4月25日、第5回China Next(中国研究会)「中国の生命保険ビジネス」を国立オリンピック記念青少年総合センター(東京、代々木)にて開催いたしました。
講師は、ネット生保のマーケティング部長代行を務める傍ら、MPIの理事でもある松岡洋平氏。戦略コンサルタントとしての豊富な経験とデータに裏打ちされたプレゼンテーションに、会場からは「ユニークな視点であるにもかかわらず、非常にわかりやすかった」「全体のストーリーとそれを支える情報量に圧倒された」などの声が上がりました。
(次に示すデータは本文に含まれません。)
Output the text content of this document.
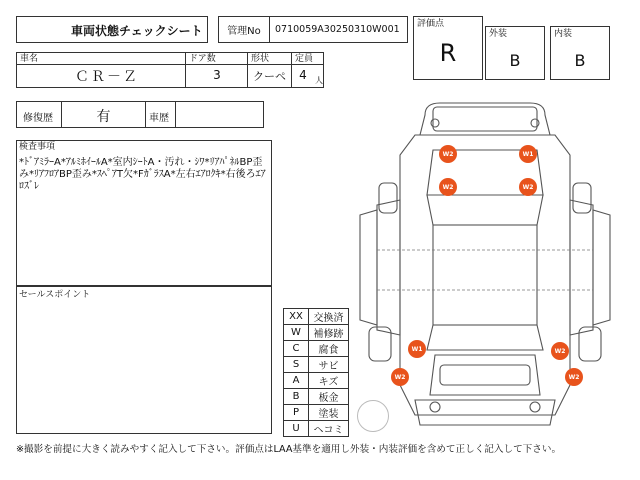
車両状態チェックシート	管理No	0710059A30250310W001 評価点
R
外装
B
内装
B
車名
ＣＲ－Ｚ
ドア数
3
形状
クーペ
定員
4	人
修復歴	有	車歴
検査事項
*ﾄﾞｱﾐﾗｰA*ｱﾙﾐﾎｲｰﾙA*室内ｼｰﾄA・汚れ・ｼﾜ*ﾘｱﾊﾟﾈﾙBP歪み*ﾘｱﾌﾛｱBP歪み*ｽﾍﾟｱT欠*FｶﾞﾗｽA*左右ｴｱﾛｸｷ*右後ろｴｱﾛｽﾞﾚ
セールスポイント
XX	交換済
W	補修跡
C	腐食
S	サビ
A	キズ
B	板金
P	塗装
U	ヘコミ
W2	W1
W2	W2
W1	W2
W2	W2
※撮影を前提に大きく読みやすく記入して下さい。評価点はLAA基準を適用し外装・内装評価を含めて正しく記入して下さい。
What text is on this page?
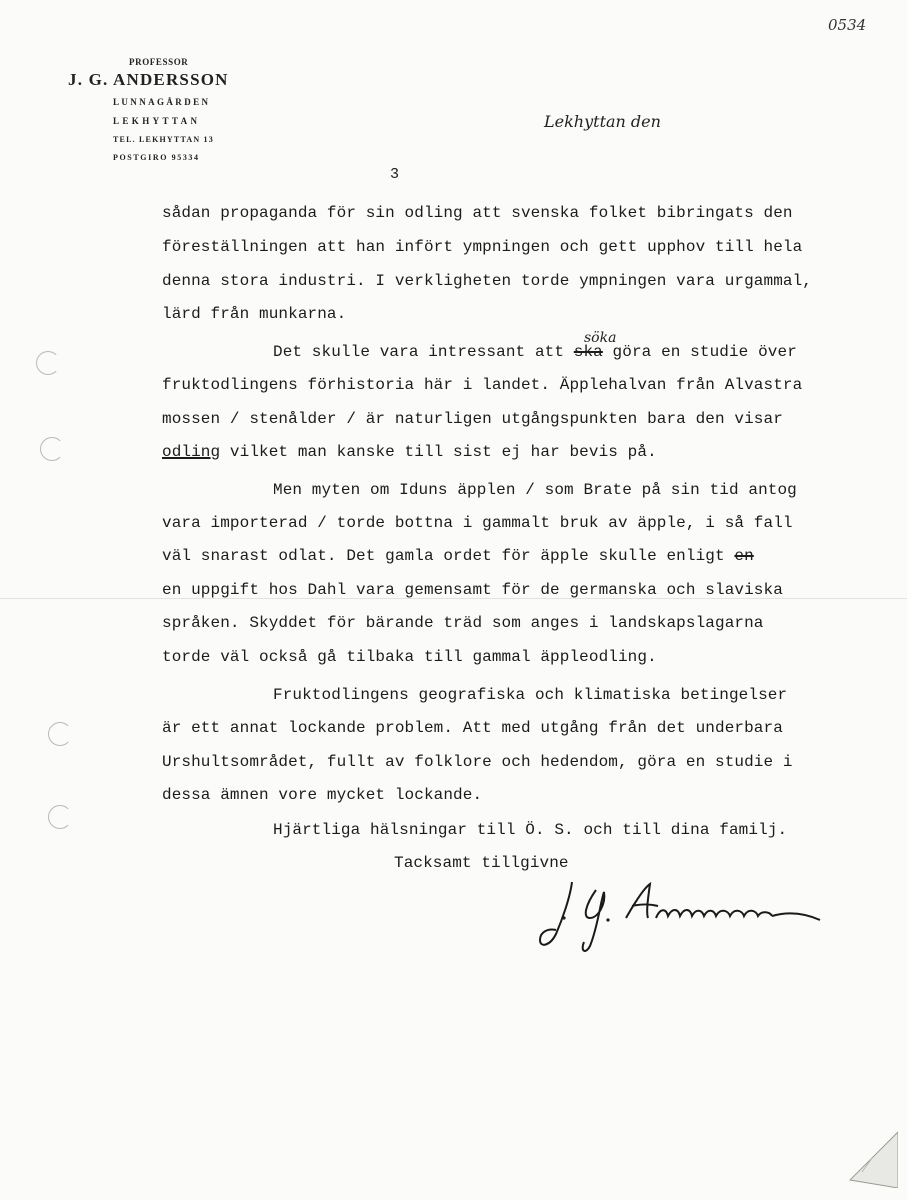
0534
PROFESSOR
J. G. ANDERSSON
LUNNAGÅRDEN
LEKHYTTAN
TEL. LEKHYTTAN 13
POSTGIRO 95334
Lekhyttan den
3
sådan propaganda för sin odling att svenska folket bibringats den
föreställningen att han infört ympningen och gett upphov till hela
denna stora industri. I verkligheten torde ympningen vara urgammal,
lärd från munkarna.
söka
Det skulle vara intressant att ska göra en studie över
fruktodlingens förhistoria här i landet. Äpplehalvan från Alvastra
mossen / stenålder / är naturligen utgångspunkten bara den visar
odling vilket man kanske till sist ej har bevis på.
Men myten om Iduns äpplen / som Brate på sin tid antog
vara importerad / torde bottna i gammalt bruk av äpple, i så fall
väl snarast odlat. Det gamla ordet för äpple skulle enligt en
en uppgift hos Dahl vara gemensamt för de germanska och slaviska
språken. Skyddet för bärande träd som anges i landskapslagarna
torde väl också gå tilbaka till gammal äppleodling.
Fruktodlingens geografiska och klimatiska betingelser
är ett annat lockande problem. Att med utgång från det underbara
Urshultsområdet, fullt av folklore och hedendom, göra en studie i
dessa ämnen vore mycket lockande.
Hjärtliga hälsningar till Ö. S. och till dina familj.
Tacksamt tillgivne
まず、「中国の生保の市場規模は世界10位以内に入っているか」「文化大革命のとき、中国には生保が存在しなかったか」など10問の「中国生保クイズ」からスタート。会場にはほとんど正解の方もいらっしゃいましたが、ここで「(生保に限らず)中国に対する注目は高まっているものの、意外と実態、特にデータは知られていない」ことに気付きます。
さて、まず松岡氏は新興国における生命保険ビジネスの特徴として、以下の3点を仮説として挙げました。
①保険の発展は、損保→生保の順
②銀行網の発達度合いによるチャネルの変化(通常は銀行がメイン)
③制度要因(公的保障など)や株式相場に大きく左右される
3つのポイントもさることながら、、「中国の特徴」と言っているものが、「中国固有の特徴」なのか「いわゆる新興国に共通する特徴なのか」については、意外と見落としがちである、というのは重要なポイントです。
次に、プレゼンは中国の生命保険ビジネスに移りますが、ここでも松岡氏は元戦略コンサルタントらしく「ビジネスをやる時は、まずその市場の歴史を理解せよ」という教訓を実践し、1800年代から中国生命保険市場の動きを概説。その後、「商品性」「チャネル」「顧客(市場)」とビジネスのキーとなる要素毎に、豊富なデータを踏まえて詳しい解説が続きます。また、事例研究として、AIGがいかに中国市場に参入していったか、というケースを踏まえつつ、日本企業が中国市場に参入する場合に留意すべきポイントなどが紹介されました。
MPIや生保関係者の皆様のみならず、中国人の方や中国ビジネスをご自身で展開されている方など、25名弱の方にご参加いただき、大変活況でした。